満洲国消滅
玉音放送後に大本営は全軍向けの停戦命令を出しており、関東軍でもこれを受電した。8月15日の午後11時に届いたのが「積極侵攻作戦の中止」の命令(「大陸命第1381号」)、翌16日午後6時に受信したのが、自衛のためやむを得ない場合を除く「即時戦闘停止」命令(「大陸命第1382号」)だ。これらを受けて関東軍司令部は、16日午後10時に隷下部隊に対して速やかな戦闘行動停止を命令した。
満洲国皇帝の溥儀は、避難先となった満洲と朝鮮の国境近く大栗子溝にある鉱業所所長宅で、8月15日のポツダム宣言受諾の放送を聴いた。17日の夜に鉱業所の職員住宅で開かれた満洲国幹部による会議で満洲国の解散が決まり、翌18日の午前1時に溥儀が「退位詔書」を読み上げる。こうして満洲国は消滅した。また新京は旧称の長春に復することになった。

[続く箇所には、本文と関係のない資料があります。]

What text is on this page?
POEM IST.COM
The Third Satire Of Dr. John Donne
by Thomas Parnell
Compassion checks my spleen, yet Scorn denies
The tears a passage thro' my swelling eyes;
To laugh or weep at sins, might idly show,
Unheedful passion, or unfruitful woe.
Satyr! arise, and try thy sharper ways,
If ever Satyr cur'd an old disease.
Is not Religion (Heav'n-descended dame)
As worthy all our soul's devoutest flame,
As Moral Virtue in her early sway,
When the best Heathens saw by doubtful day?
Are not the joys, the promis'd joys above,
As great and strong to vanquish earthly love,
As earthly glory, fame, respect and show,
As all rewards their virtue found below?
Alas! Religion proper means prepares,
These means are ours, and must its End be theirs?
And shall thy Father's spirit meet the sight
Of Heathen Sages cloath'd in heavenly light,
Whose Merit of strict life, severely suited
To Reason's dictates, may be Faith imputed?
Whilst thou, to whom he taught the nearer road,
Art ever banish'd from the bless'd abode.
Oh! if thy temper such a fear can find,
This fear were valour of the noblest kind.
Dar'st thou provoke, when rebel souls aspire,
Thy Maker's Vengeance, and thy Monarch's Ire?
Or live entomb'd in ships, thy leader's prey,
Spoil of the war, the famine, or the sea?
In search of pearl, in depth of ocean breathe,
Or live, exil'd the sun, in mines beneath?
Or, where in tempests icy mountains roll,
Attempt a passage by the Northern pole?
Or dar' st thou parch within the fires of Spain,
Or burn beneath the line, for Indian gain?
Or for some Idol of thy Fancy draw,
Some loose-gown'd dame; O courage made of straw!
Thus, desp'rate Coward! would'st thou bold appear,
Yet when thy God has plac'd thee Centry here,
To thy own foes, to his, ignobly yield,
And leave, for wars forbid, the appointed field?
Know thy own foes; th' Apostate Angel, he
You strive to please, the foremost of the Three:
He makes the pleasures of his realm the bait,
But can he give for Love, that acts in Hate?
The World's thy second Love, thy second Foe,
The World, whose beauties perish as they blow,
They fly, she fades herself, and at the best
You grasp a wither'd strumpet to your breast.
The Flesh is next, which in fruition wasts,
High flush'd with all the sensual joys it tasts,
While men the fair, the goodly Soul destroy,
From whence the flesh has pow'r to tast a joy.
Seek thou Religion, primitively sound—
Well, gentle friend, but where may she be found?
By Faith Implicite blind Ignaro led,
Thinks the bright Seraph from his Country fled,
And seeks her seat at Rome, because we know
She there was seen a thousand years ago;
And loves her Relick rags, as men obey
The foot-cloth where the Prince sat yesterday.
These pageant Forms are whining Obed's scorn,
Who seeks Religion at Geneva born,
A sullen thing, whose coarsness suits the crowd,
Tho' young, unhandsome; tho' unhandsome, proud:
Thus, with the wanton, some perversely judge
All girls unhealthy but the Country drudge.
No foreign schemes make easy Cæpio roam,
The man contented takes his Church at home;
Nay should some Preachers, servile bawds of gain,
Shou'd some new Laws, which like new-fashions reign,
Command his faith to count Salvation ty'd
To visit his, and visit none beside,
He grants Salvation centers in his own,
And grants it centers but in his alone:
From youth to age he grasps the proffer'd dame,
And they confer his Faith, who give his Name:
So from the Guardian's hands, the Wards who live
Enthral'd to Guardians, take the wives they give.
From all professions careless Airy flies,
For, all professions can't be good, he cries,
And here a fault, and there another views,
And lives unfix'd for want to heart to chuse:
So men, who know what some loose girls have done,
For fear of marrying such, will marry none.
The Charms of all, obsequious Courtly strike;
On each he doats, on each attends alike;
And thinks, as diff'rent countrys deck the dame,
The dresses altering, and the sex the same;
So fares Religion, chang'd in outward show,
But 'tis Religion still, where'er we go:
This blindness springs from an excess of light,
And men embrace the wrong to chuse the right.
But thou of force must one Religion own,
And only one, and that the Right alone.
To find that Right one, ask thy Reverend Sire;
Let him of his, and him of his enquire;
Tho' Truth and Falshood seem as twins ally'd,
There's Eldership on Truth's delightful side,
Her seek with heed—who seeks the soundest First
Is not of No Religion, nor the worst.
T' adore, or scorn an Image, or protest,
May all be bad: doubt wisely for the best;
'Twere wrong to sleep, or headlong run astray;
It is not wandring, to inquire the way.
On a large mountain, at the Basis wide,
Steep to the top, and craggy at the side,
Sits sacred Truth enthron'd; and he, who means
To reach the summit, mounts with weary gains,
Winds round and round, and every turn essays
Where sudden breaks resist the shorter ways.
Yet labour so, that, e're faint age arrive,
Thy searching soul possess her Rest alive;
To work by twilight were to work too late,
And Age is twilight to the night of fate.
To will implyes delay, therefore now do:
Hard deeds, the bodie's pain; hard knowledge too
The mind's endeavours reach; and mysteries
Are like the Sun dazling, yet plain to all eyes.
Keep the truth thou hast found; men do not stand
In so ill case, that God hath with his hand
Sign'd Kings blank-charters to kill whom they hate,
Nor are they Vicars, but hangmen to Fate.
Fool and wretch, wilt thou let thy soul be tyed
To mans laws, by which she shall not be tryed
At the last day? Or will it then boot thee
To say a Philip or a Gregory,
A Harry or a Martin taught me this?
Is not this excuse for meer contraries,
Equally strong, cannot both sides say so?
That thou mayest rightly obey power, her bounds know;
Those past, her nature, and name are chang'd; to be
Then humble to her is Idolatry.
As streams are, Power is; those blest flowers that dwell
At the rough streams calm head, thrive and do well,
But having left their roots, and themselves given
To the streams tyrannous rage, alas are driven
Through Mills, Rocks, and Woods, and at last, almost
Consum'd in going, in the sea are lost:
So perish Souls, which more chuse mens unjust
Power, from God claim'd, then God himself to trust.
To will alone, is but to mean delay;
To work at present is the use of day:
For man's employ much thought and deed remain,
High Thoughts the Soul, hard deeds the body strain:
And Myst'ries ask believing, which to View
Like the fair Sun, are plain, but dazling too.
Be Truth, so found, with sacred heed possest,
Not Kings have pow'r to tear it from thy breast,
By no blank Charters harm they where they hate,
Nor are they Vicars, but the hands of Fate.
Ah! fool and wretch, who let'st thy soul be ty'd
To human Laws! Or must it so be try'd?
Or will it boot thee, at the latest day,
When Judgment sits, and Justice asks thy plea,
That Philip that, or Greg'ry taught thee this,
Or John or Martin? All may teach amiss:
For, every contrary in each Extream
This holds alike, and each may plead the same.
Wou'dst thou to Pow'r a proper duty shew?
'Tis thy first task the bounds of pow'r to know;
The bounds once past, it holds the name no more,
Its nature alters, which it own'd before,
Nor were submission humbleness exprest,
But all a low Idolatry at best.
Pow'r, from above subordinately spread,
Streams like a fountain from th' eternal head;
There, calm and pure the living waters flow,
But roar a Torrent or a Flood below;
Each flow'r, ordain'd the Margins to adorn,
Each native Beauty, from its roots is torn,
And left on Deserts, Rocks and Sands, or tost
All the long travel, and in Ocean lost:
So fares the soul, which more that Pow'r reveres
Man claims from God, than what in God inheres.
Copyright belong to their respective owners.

もっとも避難民の流れは止まらない。各地から日本人避難民がなだれ込んでいる新京は無政府状態で、日々治安が悪化する。このため日本人避難民の連携と保護を目的とする「新京日本人会」が8月19日に結成された。
満洲国政府の日本人幹部は、皇帝と一緒に朝鮮国境近くにいた。また関東軍もソ連軍との停戦交渉で手一杯だ。そこでこの日本人会は、満銀のほか南満洲鉄道、満洲重工業開発、満洲電信電話など、新京に残った国策会社の幹部らが中心となって運営することになった。
そして同じ8月19日、ソ連軍が新京(長春)に進駐してきた。